La France est toujours à la recherche d’un « islam français » qu’elle veut compatible avec les principes de la licité, de la démocratie et de la république. Ce thème qui revient comme un serpent de mer à la veille de chaque scrutin national, est un puissant slogan fédérateur pense les principaux candidats à la présidentielle dont le premier tour au lieu le 10 avril prochain. Gérald Darmanin, le ministre de l’intérieur (et des cultes) du candidat-président potentiel Emmanuel Macron balise le terrain à ce dernier en lançant en grande pompe une nouvelle structure représentative en lieu et place du Conseil Français du Culte Musulman (CFCM), créé en 2003 mais en proie à des conflits internes.
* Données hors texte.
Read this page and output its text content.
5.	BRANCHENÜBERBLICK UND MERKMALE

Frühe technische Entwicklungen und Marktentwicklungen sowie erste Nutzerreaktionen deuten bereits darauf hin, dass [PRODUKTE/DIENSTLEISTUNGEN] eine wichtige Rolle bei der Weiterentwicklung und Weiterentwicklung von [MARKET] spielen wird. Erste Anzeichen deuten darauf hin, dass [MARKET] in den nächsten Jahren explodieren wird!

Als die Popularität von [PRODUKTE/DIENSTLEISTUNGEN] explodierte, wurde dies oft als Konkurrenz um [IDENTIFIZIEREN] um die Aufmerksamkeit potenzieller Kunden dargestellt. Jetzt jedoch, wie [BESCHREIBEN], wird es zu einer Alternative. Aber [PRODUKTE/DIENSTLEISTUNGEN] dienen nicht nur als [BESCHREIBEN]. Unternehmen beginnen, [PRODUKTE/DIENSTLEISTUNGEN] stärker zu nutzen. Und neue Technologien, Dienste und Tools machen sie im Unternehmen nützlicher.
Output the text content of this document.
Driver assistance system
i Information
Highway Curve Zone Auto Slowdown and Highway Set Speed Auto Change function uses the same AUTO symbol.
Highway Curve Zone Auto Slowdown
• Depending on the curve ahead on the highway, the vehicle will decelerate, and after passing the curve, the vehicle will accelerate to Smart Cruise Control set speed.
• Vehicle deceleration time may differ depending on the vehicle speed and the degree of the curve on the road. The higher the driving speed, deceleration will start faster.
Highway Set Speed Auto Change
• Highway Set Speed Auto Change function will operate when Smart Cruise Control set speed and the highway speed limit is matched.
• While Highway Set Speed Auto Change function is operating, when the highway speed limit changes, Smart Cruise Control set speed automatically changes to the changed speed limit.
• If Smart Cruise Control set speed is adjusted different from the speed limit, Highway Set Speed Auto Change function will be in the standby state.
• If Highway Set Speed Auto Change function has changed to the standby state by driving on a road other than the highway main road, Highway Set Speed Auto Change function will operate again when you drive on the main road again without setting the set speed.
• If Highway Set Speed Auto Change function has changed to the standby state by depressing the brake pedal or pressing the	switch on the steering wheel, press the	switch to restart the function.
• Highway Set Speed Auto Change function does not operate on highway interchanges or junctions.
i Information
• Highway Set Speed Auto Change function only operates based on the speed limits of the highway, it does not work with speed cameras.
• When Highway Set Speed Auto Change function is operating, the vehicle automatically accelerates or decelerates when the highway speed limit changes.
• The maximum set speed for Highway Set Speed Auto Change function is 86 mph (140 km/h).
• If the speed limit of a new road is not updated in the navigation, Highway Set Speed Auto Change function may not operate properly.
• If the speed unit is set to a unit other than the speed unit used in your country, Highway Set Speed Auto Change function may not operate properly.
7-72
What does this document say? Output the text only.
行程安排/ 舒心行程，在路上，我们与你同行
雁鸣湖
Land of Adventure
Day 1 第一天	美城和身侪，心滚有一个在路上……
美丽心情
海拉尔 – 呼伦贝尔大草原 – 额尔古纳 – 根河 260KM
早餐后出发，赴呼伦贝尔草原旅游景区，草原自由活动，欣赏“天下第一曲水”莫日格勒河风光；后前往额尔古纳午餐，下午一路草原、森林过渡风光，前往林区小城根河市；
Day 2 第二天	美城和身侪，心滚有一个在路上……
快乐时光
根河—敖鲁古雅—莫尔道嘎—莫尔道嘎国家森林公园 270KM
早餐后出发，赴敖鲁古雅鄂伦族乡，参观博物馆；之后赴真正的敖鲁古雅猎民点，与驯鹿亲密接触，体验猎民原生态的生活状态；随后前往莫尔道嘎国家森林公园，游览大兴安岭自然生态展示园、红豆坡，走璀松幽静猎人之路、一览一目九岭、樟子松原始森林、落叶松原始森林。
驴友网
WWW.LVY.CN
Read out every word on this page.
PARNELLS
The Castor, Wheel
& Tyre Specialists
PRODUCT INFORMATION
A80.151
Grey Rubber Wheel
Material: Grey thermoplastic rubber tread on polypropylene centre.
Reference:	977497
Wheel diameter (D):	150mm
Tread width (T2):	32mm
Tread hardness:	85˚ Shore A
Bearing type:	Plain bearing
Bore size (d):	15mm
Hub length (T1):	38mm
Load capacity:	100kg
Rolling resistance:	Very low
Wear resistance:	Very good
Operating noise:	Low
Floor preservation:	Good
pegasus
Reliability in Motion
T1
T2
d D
Objectif avoué: remodeler l’islam en France pour le rendre plus français, autrement dit le purger de pratiques religieuses antirépublicaines et des influences étrangères. Ce « grand remplacement » du CFCM a enfanté d’une grand-messe baptisée Forum de l’Islam de France. Des dizaines de personnalités musulmanes influentes ont été triées sur le volet par le gouvernement Castex pour participer au nouveau venu. Selon les critiques, il s’agit d’une tentative du président français Emmanuel Macron de gagner le soutien de la droite qui gagne du terrain. Cette nouvelle instance, qui s’est réunie samedi à au Palais d’Iéna à Paris, est composée de membres qui contribueront à diriger la plus grande communauté musulmane d’Europe occidentale, la deuxième religion de France.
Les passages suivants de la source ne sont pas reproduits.